Esta seria apenas uma primeira fase. Guterres sugere que a missão seria gradualmente transformada em uma força-tarefa policial, à medida que a polícia nacional começasse a restaurar a segurança.


Crise humanitária

Mas, para muitos dentro da ONU, o retorno de uma missão, mesmo sob um novo formato, também deve vir com o reconhecimento de que a estratégia atual de uma resposta humanitária não está funcionando e não é sustentável. Na situação atual, 1,3 milhão de haitianos em breve estarão em estado de emergência.

A Enviada da ONU ao Haiti, Helen La Lime, advertiu que "uma crise econômica, uma crise de gangues e uma crise política convergiram para uma catástrofe humanitária".

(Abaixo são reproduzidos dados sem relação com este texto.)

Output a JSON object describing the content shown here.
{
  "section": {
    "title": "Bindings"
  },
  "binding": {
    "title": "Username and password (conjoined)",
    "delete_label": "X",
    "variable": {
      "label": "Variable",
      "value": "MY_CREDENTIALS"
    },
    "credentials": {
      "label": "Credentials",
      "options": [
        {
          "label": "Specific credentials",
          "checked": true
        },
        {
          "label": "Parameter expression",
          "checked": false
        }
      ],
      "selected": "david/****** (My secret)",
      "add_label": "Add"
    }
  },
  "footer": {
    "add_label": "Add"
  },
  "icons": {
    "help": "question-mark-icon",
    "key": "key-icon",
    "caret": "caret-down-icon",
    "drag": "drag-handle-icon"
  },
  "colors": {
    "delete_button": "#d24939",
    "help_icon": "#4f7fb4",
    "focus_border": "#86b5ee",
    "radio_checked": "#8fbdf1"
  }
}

Em um relatório interno, a OPAS admite que "o Haiti vem passando por uma crise de segurança devido à violência de gangues armadas em Porto Príncipe e em outras cidades, o que exacerbou a crise humanitária no país".

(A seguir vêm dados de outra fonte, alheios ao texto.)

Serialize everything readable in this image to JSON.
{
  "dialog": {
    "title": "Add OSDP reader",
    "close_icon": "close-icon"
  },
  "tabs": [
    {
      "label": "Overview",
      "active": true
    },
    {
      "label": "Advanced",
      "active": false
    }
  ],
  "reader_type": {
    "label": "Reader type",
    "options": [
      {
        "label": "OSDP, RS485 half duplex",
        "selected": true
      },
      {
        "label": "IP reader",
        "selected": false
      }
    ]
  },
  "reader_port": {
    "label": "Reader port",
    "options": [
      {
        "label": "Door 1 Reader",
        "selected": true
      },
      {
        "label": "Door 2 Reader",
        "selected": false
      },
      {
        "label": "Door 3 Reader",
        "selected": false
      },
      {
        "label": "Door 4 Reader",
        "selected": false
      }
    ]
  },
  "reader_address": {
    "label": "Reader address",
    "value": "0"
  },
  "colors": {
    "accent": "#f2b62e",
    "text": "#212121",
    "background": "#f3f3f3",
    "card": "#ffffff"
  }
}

"As vulnerabilidades atuais incluem desnutrição, deslocados internos, estruturas não funcionais, acesso limitado ou inexistente aos serviços de saúde, escassez de combustível, acesso limitado à água potável e instalações sanitárias e de higiene precárias, entre outras", afirma.

"Estes fatores teriam um impacto sobre a dinâmica do ressurgimento da cólera e sobre a gravidade da doença em pacientes com diarréia aguda". O acesso às áreas afetadas é difícil e, portanto, a avaliação oportuna da situação epidemiológica e a prestação de cuidados de saúde para os casos é complexa", conclui.

O abastecimento de água potável também foi afetado, ampliando o surto de cólera, após três anos sem nenhum caso. Até domingo, havia 32 casos confirmados, 224 suspeitos, e 16 mortes confirmadas.

Martin Griffiths, o chefe da ajuda humanitária da ONU, pediu financiamento de emergência, e adverte que, se a propagação da doença não for controlada, pode levar a "níveis cataclísmicos de desespero para o povo do Haiti".

As gangues bloquearam o principal porto de combustível do Haiti, levando à escassez de gás e diesel, e forçando os hospitais a fecharem.

A crise também levou a uma escassez de alimentos. Na semana passada, La Lime também disse ao Conselho de Segurança da ONU que 2.000 toneladas de ajuda alimentar foram perdidas devido a ataques a armazéns administrados pela ONU. Em conseqüência, 200.000 haitianos poderiam ficar sem alimentos para o próximo mês.

De fato, a diretora executiva do Programa Alimentar Mundial (PMA), Valerie Guarnieri, afirmou que "a situação no Haiti infelizmente atingiu novos níveis de desespero". Com a inflação em nível recorde, 40% do país está confiando na assistência alimentar.